After returning from Vancouver last month, I struggled, like most people do, with severe jetlag. I’ve returned to normal now, but I hadn’t really appreciated my schedule until I couldn’t get back into it.

Flying east to west is apparently much easier to adapt to than west to east (“west is best, east is beast”), and I have to say I agree with that. Arriving in Seattle, even after twenty-four hours of travelling, I didn’t feel like it was hard to settle into a localised sleeping pattern pretty much immediately; however, after I arrived back in Scotland, I couldn’t get my sleeping pattern sorted for days. I’ve read that it takes one day to return to normal for every hour of time difference you’re adjusting to. As I was eight hours behind the UK, it should have taken me eight days to return to normal - that sounds like a long time, but in all honesty, it’s probably pretty accurate.


Through the week, I typically get up at 6am, shower and get ready for work, and then take Charlie to the park. He knows by now to head straight for the skate park, where he can chase his tennis ball up and down until he’s absolutely shattered. We usually get back to the flat about 07:15, and I catch the bus to work for about 8am. My new role is flextime, and I’m usually back home take Charlie out about 17:15, if I don’t go to the pub after work or run home. Midweek bedtime is about 22:30. I may still be relatively young, but I can’t sit and churn out decent work if I haven’t had my seven hours sleep, and that comes much easier with a regular sleeping pattern.

Throughout the week, Tuesdays are my long runs, assuming I don’t play 5-a-side, and I usually run them from work to home. Thursdays are reserved for date nights with Sasha. Friday afternoons I spend in the pub with guys from work. Saturday mornings are reserved for parkrun. Aside from allowing me the freedom to not keep rechecking or shuffling around my schedule, having a semi-rigid routine like this is good for Charlie too. Dogs are creatures of habit, and it’s a lot less stressful for him if he knows how his day or week is going than if he is constantly being surprised with changes.

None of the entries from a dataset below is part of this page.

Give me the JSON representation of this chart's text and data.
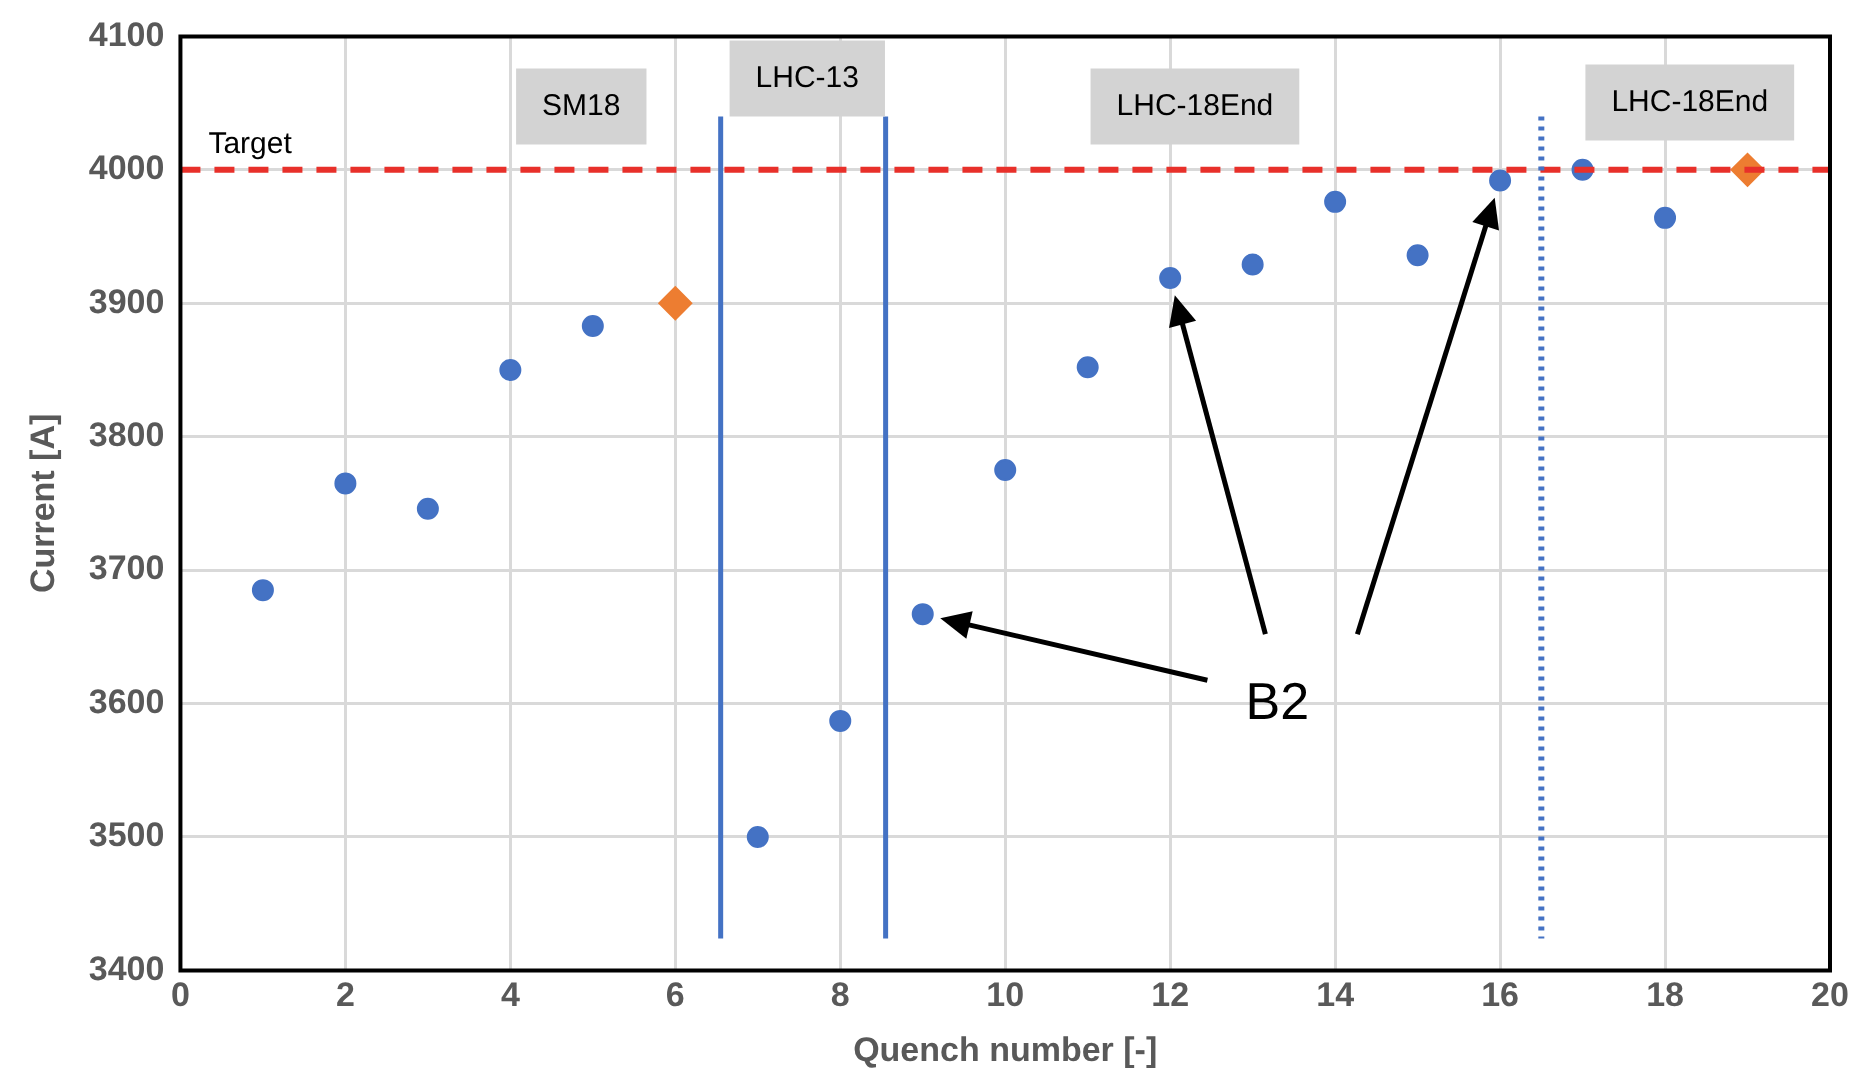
{
  "chart_data": {
    "type": "scatter",
    "xlabel": "Quench number [-]",
    "ylabel": "Current [A]",
    "xlim": [
      0,
      20
    ],
    "xticks": [
      0,
      2,
      4,
      6,
      8,
      10,
      12,
      14,
      16,
      18,
      20
    ],
    "ylim": [
      3400,
      4100
    ],
    "yticks": [
      3400,
      3500,
      3600,
      3700,
      3800,
      3900,
      4000,
      4100
    ],
    "grid": true,
    "legend": false,
    "series": [
      {
        "color": "#4472c4",
        "marker": "circle",
        "x": [
          1,
          2,
          3,
          4,
          5,
          7,
          8,
          9,
          10,
          11,
          12,
          13,
          14,
          15,
          16,
          17,
          18
        ],
        "values": [
          3685,
          3765,
          3746,
          3850,
          3883,
          3500,
          3587,
          3667,
          3775,
          3852,
          3919,
          3929,
          3976,
          3936,
          3992,
          4000,
          3964
        ]
      },
      {
        "color": "#ed7d31",
        "marker": "diamond",
        "x": [
          6,
          19
        ],
        "values": [
          3900,
          4000
        ]
      }
    ],
    "ref_lines": [
      {
        "axis": "y",
        "value": 4000,
        "label": "Target",
        "color": "#e8302a",
        "line_style": "dashed"
      },
      {
        "axis": "x",
        "value": 6.55,
        "color": "#4472c4",
        "line_style": "solid"
      },
      {
        "axis": "x",
        "value": 8.55,
        "color": "#4472c4",
        "line_style": "solid"
      },
      {
        "axis": "x",
        "value": 16.5,
        "color": "#4472c4",
        "line_style": "dotted"
      }
    ],
    "annotations": [
      "SM18",
      "LHC-13",
      "LHC-18End",
      "LHC-18End",
      "B2"
    ]
  }
}
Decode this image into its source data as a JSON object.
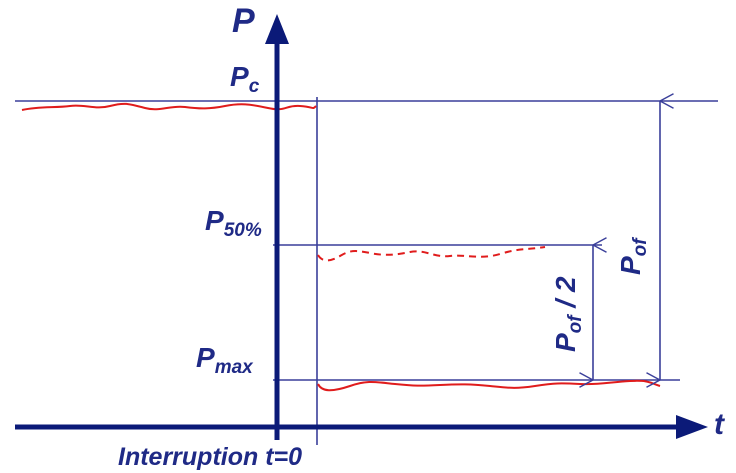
{
  "colors": {
    "axis": "#0b1a78",
    "guide": "#3a3f9a",
    "trace": "#e01c1c",
    "text": "#1f2a86"
  },
  "axes": {
    "y_label": "P",
    "x_label": "t"
  },
  "levels": {
    "pc": {
      "main": "P",
      "sub": "c"
    },
    "p50": {
      "main": "P",
      "sub": "50%"
    },
    "pmax": {
      "main": "P",
      "sub": "max"
    }
  },
  "dimensions": {
    "pof": {
      "main": "P",
      "sub": "of"
    },
    "pof_half": {
      "main": "P",
      "sub": "of",
      "suffix": " / 2"
    }
  },
  "bottom_label": "Interruption t=0",
  "traces": [
    {
      "name": "pressure-before-interruption",
      "style": "solid"
    },
    {
      "name": "pressure-at-50-percent",
      "style": "dashed"
    },
    {
      "name": "pressure-after-interruption",
      "style": "solid"
    }
  ]
}
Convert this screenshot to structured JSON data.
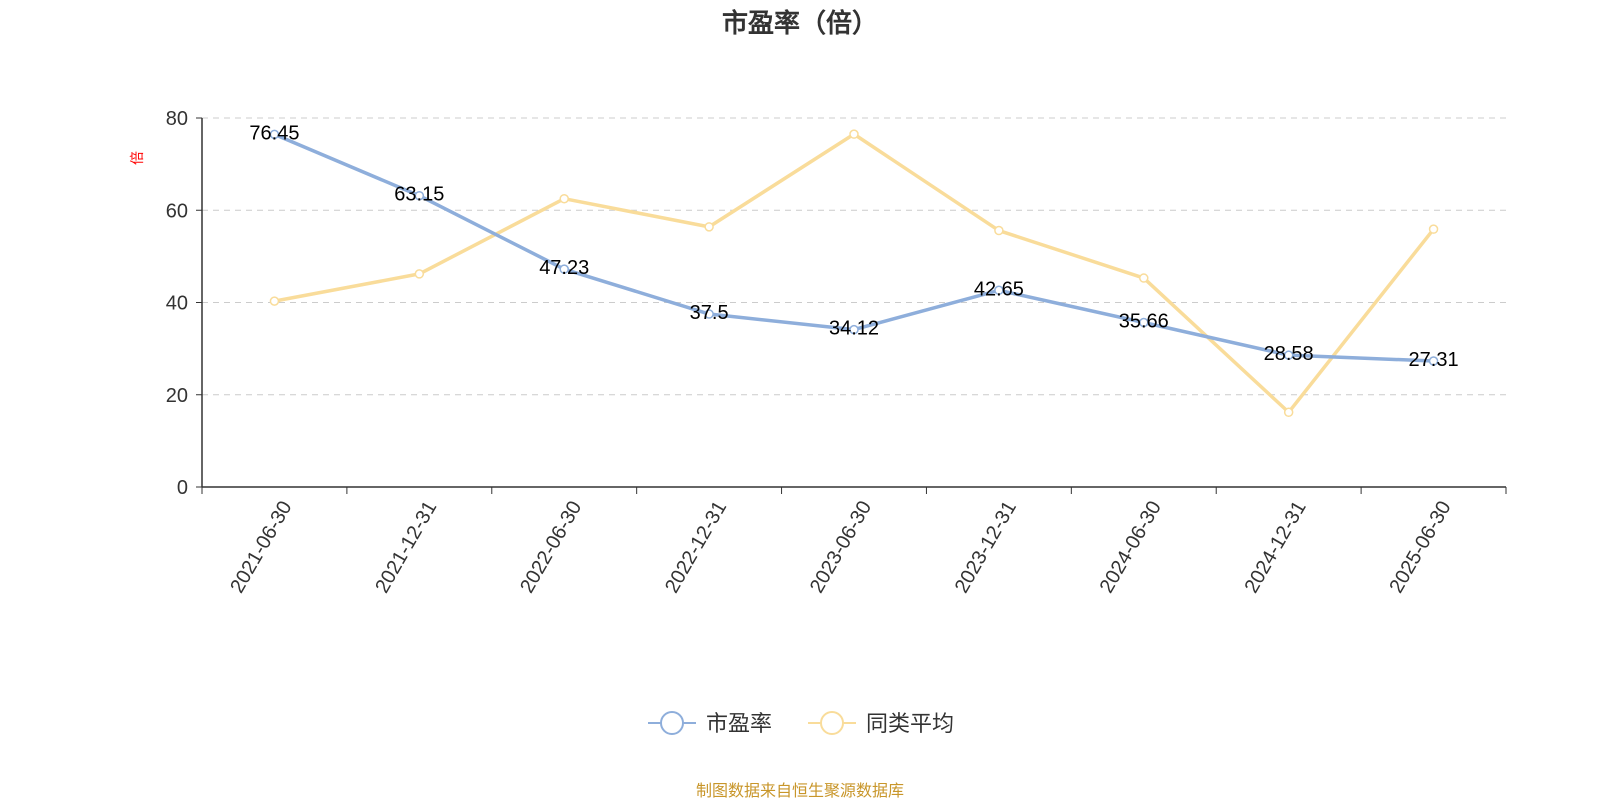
{
  "chart_data": {
    "type": "line",
    "title": "市盈率（倍）",
    "y_unit": "倍",
    "ylim": [
      0,
      80
    ],
    "y_ticks": [
      0,
      20,
      40,
      60,
      80
    ],
    "grid": true,
    "legend_position": "bottom-center",
    "categories": [
      "2021-06-30",
      "2021-12-31",
      "2022-06-30",
      "2022-12-31",
      "2023-06-30",
      "2023-12-31",
      "2024-06-30",
      "2024-12-31",
      "2025-06-30"
    ],
    "series": [
      {
        "name": "市盈率",
        "color": "#8eaedb",
        "values": [
          76.45,
          63.15,
          47.23,
          37.5,
          34.12,
          42.65,
          35.66,
          28.58,
          27.31
        ],
        "labels": [
          "76.45",
          "63.15",
          "47.23",
          "37.5",
          "34.12",
          "42.65",
          "35.66",
          "28.58",
          "27.31"
        ],
        "show_labels": true
      },
      {
        "name": "同类平均",
        "color": "#f9dc9a",
        "values": [
          40.3,
          46.2,
          62.5,
          56.4,
          76.5,
          55.6,
          45.3,
          16.2,
          55.9
        ],
        "show_labels": false
      }
    ],
    "source": "制图数据来自恒生聚源数据库",
    "unit_color": "#ff0000",
    "source_color": "#c8962a"
  }
}
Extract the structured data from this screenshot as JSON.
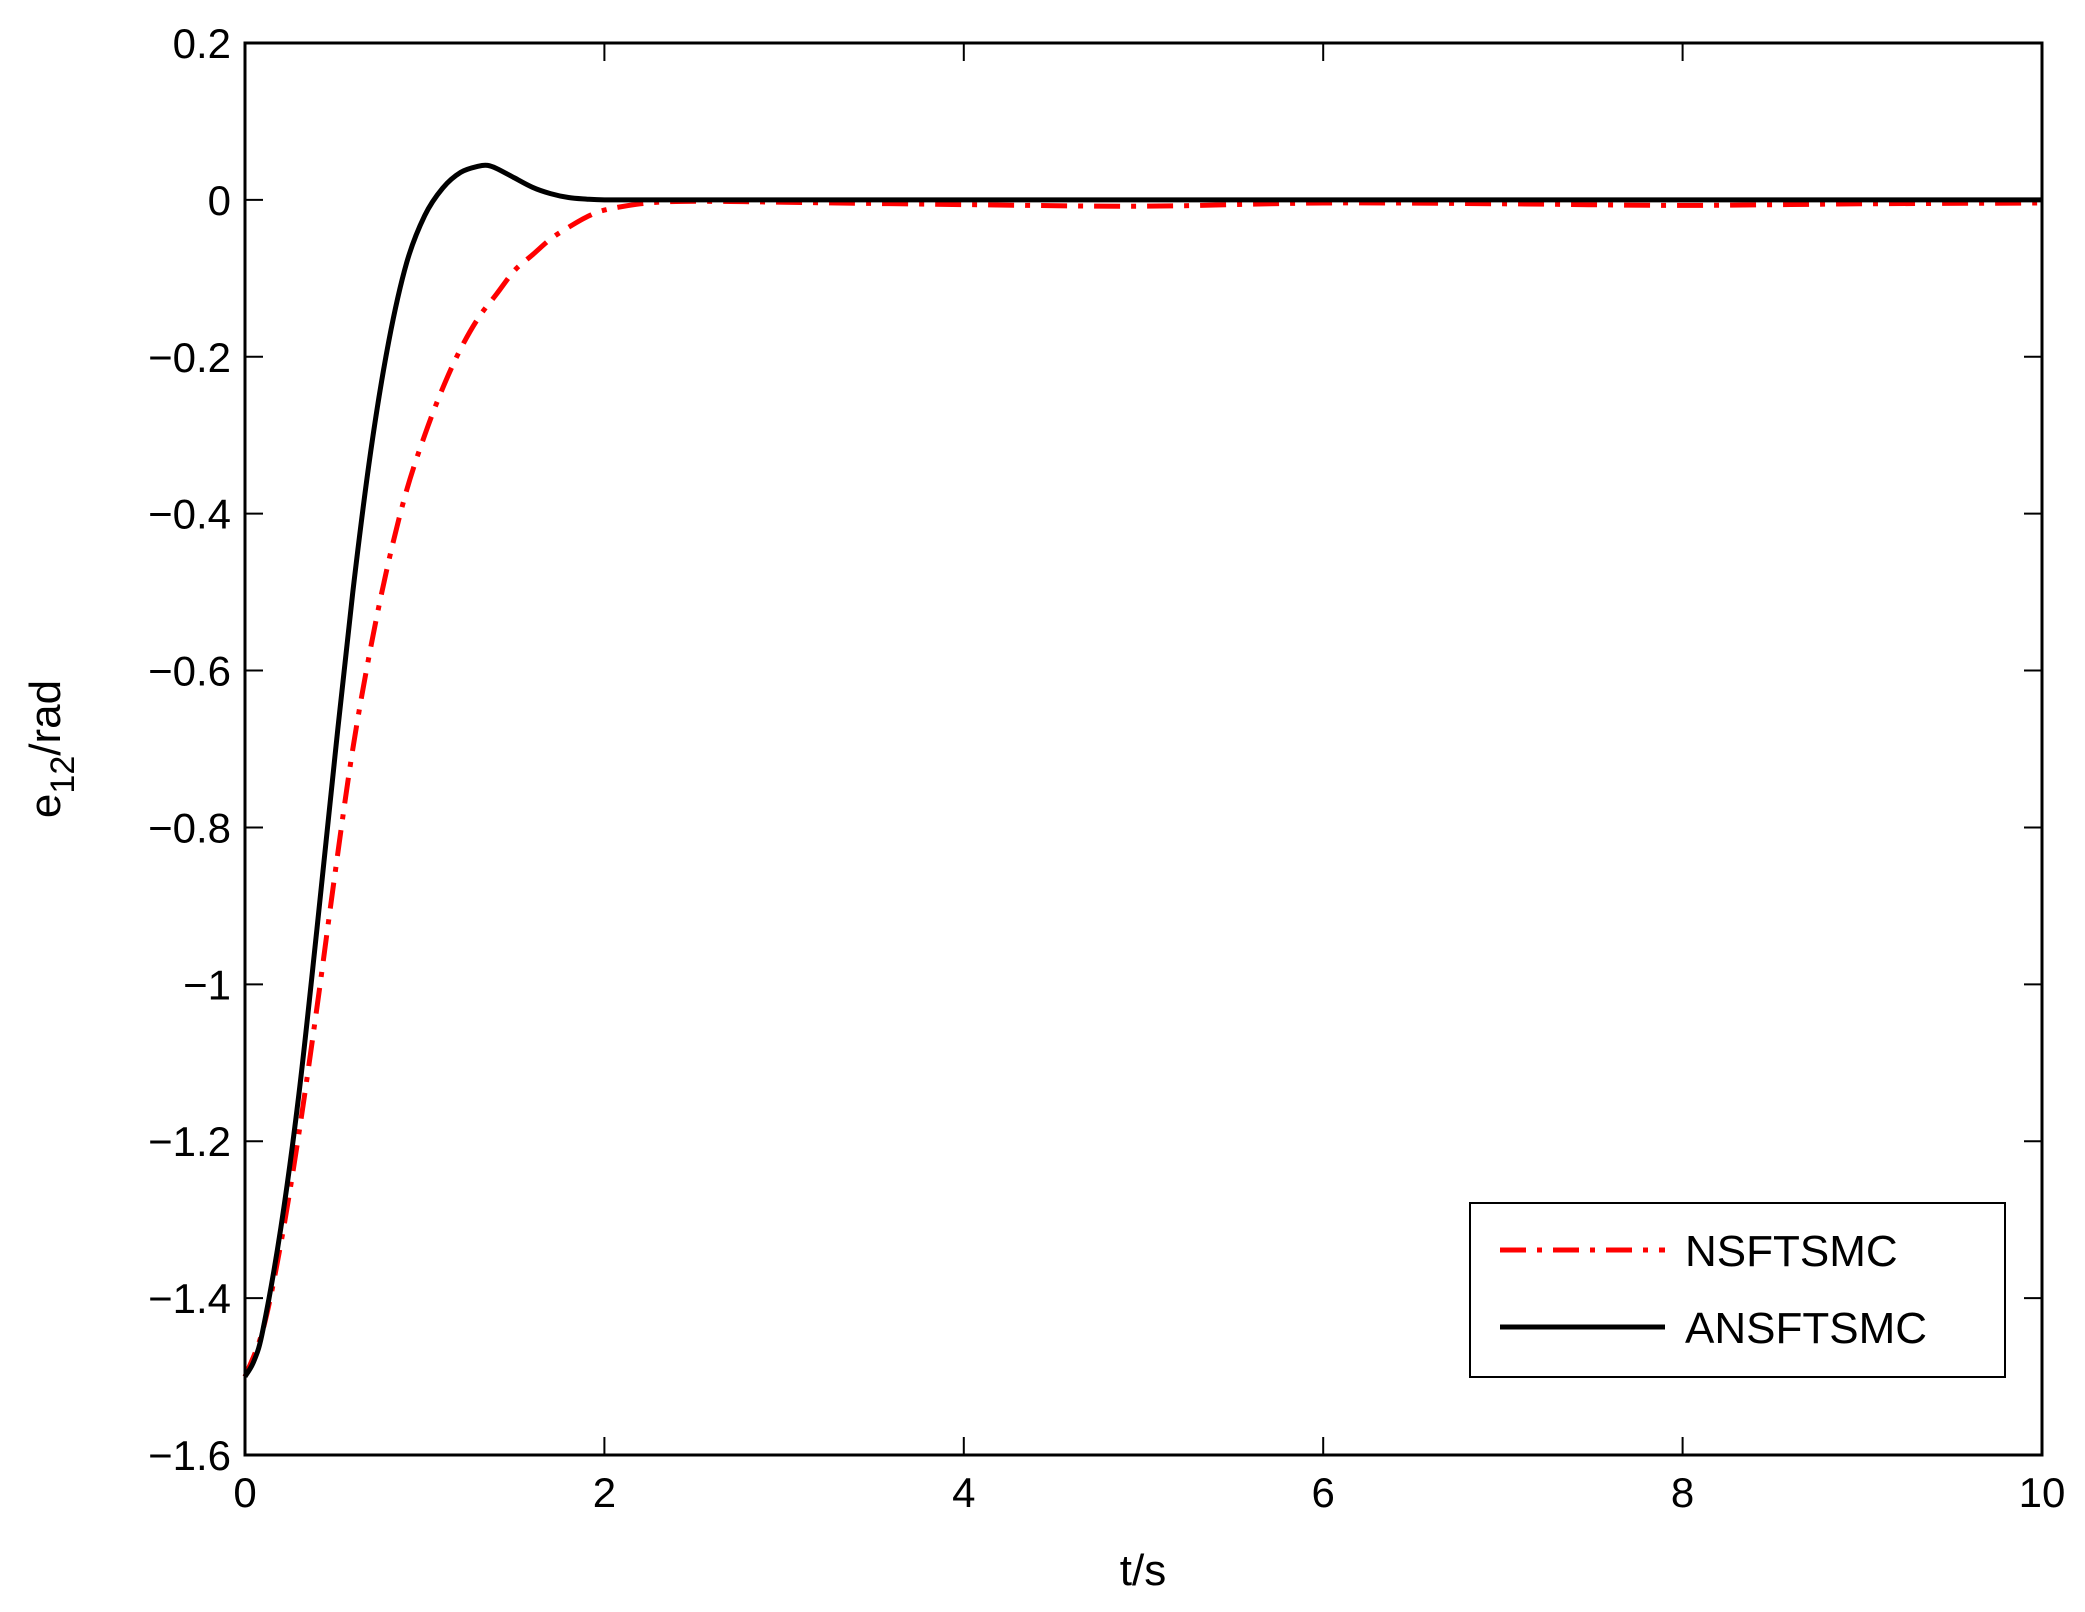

Despite my love of coffee, the caffeine can seriously throw my sleeping pattern off if I have too much late in the day, so for the past year or so I’ve stopped drinking coffee after about 3-4pm in the afternoon if I need to be up for a specific time the next morning. Alcohol seems to have less of an impact on my sleep, although as I don’t typically get hammered on a work night I haven’t thoroughly tested that hypothesis. Maybe that experiment can wait until my probation period is up.

As I touched on earlier, travelling tends to have a major impact on my routine too. Not just long-distance travelling either; going back to Blyth for a weekend with Charlie invariably ends up in me spending a good part of the following week catching up on sleep. I don’t have a problem with this, or I wouldn’t do it so much, but it’s definitely noticeable, particularly after a long stint in Edinburgh when I’m fully settled into my daily and weekly habits.

I suppose my patterns are a good contrast to my travels; I’ve got a good balance going between the random and the routine just now. No doubt life will change again in the next year or so, but I’m at least happily settled in my schedule for the time being.